Rosyjska Premier Liga jest jedną z niewielu, która nie poddała się koronawirusowi i kontynuuje tegosezonowe zmagania. Ba, czyni to przy pełnych trybunach! Na stadionie w Petersburgu były dziś 33 tysiące kibiców.
Większość z nich miała powody do radości, albowiem Zenit pokonał Urał 7:1. Hat-tricka skompletował Sardar Azmoun, dublet padł łupem Artema Dzyuby, a po jednym trafieniu dorzucili Malcom oraz Sebastian Driussi. Honorowego gola dla gości zdobył Andrey Panyukov.

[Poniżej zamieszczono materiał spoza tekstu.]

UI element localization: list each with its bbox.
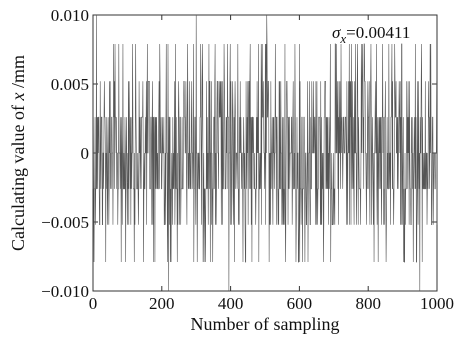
sigma-subscript: x: [339, 31, 346, 46]
y-axis-title-variable: x: [8, 93, 28, 102]
sigma-value: =0.00411: [346, 23, 410, 42]
sigma-symbol: σ: [332, 23, 341, 42]
y-tick-label: −0.005: [41, 213, 89, 232]
series-line: [92, 14, 438, 292]
y-tick-label: 0: [81, 144, 90, 163]
y-axis: 0.010 0.005 0 −0.005 −0.010: [41, 6, 437, 301]
y-axis-title-suffix: /mm: [8, 55, 28, 93]
y-axis-title: Calculating value of x /mm: [8, 55, 28, 251]
sigma-annotation: σx=0.00411: [332, 23, 410, 46]
x-axis-title: Number of sampling: [191, 314, 340, 334]
x-tick-label: 0: [89, 294, 98, 313]
x-tick-label: 200: [149, 294, 175, 313]
y-tick-label: 0.010: [51, 6, 89, 25]
y-tick-label: −0.010: [41, 282, 89, 301]
x-tick-label: 600: [287, 294, 313, 313]
x-axis: 0 200 400 600 800 1000: [89, 15, 454, 313]
x-tick-label: 1000: [420, 294, 454, 313]
x-tick-label: 800: [355, 294, 381, 313]
y-axis-title-prefix: Calculating value of: [8, 101, 28, 251]
x-tick-label: 400: [218, 294, 244, 313]
y-tick-label: 0.005: [51, 75, 89, 94]
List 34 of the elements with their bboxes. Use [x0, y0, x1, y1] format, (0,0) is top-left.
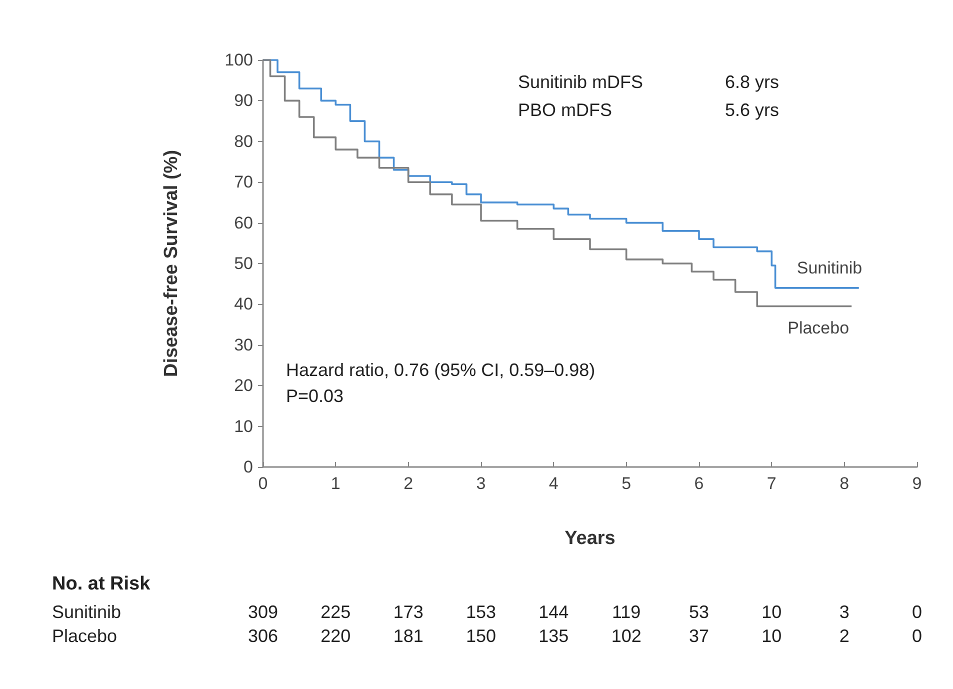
- text: Sunitinib 309 225 173 153 144 119 53 10 3 0: [52, 602, 922, 622]
- series-label: Placebo: [788, 318, 850, 338]
- y-tick-label: 20: [234, 376, 253, 396]
- x-tick-label: 5: [622, 474, 632, 493]
- y-tick-label: 10: [234, 416, 253, 436]
- y-tick-label: 70: [234, 172, 253, 192]
- y-tick-label: 50: [234, 254, 253, 273]
- y-tick-label: 80: [234, 132, 253, 151]
- x-tick-label: 6: [694, 474, 704, 493]
- x-axis-title: Years: [564, 528, 616, 549]
- series-label: Sunitinib: [796, 258, 862, 278]
- text: No. at Risk: [52, 574, 151, 594]
- x-tick-label: 8: [840, 474, 850, 493]
- x-tick-label: 4: [548, 474, 558, 493]
- y-tick-label: 90: [234, 91, 253, 110]
- x-tick-label: 9: [912, 474, 922, 493]
- y-tick-label: 60: [234, 213, 253, 232]
- text: Placebo 306 220 181 150 135 102 37 10 2 0: [52, 626, 922, 646]
- annotation: Sunitinib mDFS: [518, 72, 644, 92]
- y-tick-label: 30: [234, 335, 253, 354]
- x-tick-label: 0: [258, 474, 268, 493]
- x-tick-label: 2: [404, 474, 414, 493]
- annotation: Hazard ratio, 0.76 (95% CI, 0.59–0.98): [286, 360, 596, 380]
- y-tick-label: 40: [234, 294, 253, 314]
- y-tick-label: 0: [244, 458, 253, 476]
- y-tick-label: 100: [224, 50, 253, 70]
- annotation: 6.8 yrs: [725, 72, 780, 92]
- annotation: PBO mDFS: [518, 100, 612, 120]
- y-axis-title: Disease-free Survival (%): [161, 150, 182, 378]
- annotation: P=0.03: [286, 386, 344, 406]
- x-tick-label: 1: [330, 474, 340, 493]
- annotation: 5.6 yrs: [725, 100, 780, 120]
- x-tick-label: 3: [476, 474, 486, 493]
- x-tick-label: 7: [766, 474, 776, 493]
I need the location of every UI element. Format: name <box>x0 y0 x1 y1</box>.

W kadrze zespołu przyjezdnych znalazło się trzech Polaków. Cały mecz zaliczył Rafał Augustyniak, 45 minut na murawie spędził Maciej Wilusz, zaś Michał Kucharczyk pozostał na ławce rezerwowych.
Dla Urału była to trzecia porażka z rzędu. Nie wiadomo, kiedy podopieczni Dmytro Parfyonova zyskają szansę na poprawę wyników, wszak rosyjskie kluby są gotowe na zawieszenie rozgrywek. Decyzja na ten temat zapadnie w najbliższy wtorek.